Она попятилась к выходу — светлому прямоугольнику на черном фоне. Когда в коридоре стихли шаги, в комнате стало совершенно тихо. Лишь капала вода с плаща Глокты.
«Итак, я остался жив. Опять».
Глокта выгнул брови.
«Секрет, похоже, в том, чтобы этого не хотеть».
День четвертый
Дикарь с востока был настоящим уродом: жлоб в вонючей шкуре и кольчужных нашлепках; мокрые от дождя черные патлы схвачены неровными серебряными кольцами, на щеке и на лбу — по длинному шраму, тут и там — рубцы поменьше и юношеские прыщи. Сплюснутый рябой нос смотрит в сторону. Он пыхтел и щурился от усилия, скалил желтые зубы и в прорехе на месте резцов торчал серый язык. Лицо человека, жившего войной.

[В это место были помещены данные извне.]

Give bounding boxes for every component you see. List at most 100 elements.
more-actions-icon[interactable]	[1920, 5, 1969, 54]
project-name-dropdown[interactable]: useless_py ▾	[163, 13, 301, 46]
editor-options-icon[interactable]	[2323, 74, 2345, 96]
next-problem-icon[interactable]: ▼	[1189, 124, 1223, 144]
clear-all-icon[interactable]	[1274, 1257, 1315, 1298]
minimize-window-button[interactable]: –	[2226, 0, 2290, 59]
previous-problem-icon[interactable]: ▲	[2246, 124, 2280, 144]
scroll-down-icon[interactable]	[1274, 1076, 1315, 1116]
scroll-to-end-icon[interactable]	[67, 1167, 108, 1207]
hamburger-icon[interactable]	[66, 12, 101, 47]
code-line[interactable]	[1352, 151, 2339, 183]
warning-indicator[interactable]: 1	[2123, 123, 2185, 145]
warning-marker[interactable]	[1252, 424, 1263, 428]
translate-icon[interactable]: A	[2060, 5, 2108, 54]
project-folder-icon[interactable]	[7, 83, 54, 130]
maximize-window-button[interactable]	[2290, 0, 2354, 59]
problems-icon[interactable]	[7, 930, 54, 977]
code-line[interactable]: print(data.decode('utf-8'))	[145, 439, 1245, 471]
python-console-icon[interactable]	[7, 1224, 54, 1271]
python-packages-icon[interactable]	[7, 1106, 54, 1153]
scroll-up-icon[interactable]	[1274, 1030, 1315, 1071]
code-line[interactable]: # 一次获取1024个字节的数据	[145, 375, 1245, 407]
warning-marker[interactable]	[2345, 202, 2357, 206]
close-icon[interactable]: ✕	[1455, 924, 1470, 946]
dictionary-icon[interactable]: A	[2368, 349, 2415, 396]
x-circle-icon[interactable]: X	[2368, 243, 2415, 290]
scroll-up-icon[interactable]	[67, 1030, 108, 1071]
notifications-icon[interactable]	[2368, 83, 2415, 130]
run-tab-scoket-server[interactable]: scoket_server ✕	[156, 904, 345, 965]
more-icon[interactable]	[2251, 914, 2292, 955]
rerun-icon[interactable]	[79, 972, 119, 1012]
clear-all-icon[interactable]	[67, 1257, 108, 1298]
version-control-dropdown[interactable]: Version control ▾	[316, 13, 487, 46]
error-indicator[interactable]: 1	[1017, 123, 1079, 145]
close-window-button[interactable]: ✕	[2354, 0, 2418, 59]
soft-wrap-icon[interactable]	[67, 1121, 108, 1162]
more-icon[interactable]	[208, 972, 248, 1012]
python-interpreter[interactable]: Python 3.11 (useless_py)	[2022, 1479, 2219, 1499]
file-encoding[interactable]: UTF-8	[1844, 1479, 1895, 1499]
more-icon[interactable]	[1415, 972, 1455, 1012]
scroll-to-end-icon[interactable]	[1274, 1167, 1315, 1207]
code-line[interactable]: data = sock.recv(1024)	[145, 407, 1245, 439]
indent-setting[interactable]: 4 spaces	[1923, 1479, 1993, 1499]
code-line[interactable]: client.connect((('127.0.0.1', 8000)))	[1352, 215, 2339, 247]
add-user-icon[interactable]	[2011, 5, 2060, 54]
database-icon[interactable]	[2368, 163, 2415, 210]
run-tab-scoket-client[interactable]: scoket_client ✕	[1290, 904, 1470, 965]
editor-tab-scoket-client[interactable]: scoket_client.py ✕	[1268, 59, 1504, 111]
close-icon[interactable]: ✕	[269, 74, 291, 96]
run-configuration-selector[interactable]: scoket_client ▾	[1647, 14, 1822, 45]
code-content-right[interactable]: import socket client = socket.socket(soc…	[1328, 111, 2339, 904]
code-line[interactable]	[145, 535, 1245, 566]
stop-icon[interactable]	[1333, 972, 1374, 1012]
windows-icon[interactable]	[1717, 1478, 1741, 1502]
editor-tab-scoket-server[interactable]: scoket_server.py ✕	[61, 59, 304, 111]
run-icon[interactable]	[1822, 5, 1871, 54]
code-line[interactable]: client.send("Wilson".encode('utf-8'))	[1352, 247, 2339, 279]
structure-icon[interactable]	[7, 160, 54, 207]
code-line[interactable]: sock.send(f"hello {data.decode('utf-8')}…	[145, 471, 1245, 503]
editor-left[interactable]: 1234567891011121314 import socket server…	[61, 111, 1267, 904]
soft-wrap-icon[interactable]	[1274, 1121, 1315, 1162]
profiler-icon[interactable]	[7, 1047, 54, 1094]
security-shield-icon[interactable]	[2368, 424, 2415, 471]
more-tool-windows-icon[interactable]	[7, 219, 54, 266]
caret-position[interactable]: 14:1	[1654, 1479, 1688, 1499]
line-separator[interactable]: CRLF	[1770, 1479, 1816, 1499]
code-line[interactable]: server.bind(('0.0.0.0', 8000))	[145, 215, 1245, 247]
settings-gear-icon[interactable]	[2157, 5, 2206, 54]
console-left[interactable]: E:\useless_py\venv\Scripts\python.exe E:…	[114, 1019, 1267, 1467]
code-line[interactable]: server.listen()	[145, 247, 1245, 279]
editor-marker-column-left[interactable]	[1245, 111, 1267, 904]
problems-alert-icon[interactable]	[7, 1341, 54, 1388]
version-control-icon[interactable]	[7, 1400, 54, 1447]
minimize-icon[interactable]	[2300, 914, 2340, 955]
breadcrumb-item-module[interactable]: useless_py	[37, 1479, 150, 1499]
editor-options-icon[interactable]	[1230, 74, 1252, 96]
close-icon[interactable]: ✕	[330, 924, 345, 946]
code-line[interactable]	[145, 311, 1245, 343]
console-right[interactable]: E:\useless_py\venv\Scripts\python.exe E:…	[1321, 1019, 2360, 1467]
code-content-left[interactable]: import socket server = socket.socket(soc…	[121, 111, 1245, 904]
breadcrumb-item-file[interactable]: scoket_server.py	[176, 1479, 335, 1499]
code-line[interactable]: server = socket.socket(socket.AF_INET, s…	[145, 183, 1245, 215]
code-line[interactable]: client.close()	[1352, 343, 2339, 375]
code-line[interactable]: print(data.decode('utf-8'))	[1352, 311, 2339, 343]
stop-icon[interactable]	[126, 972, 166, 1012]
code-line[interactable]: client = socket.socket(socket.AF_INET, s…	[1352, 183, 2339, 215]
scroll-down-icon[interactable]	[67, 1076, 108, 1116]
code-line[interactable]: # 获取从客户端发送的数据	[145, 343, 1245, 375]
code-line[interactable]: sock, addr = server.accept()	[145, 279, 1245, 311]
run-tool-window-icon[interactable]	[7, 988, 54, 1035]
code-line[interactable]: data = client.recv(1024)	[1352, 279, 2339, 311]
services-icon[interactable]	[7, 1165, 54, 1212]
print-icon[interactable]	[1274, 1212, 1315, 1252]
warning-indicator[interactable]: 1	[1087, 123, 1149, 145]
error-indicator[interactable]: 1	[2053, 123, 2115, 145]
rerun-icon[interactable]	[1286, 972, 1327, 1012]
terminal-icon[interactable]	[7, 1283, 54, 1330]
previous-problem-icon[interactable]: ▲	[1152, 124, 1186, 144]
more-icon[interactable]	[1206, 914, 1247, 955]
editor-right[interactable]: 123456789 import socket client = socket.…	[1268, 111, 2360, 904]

Лицо человека, жившего мечом, секирой, копьем и считающего, что прожить еще день — уже счастье.
Логен видел в нем, как в отражении, самого себя.
Они крепко вцепились друг в друга, словно пара неумелых любовников, позабыв обо всем. Качались то вперед, то назад, как озлобленные пьянчуги в корчме. Дергали и тянули друг друга на себя, кусаясь и царапаясь, объятые злобой, выдыхая облачка зловонного пара. Усталый, уродливый, смертельный танец под непрекращающимся дождем.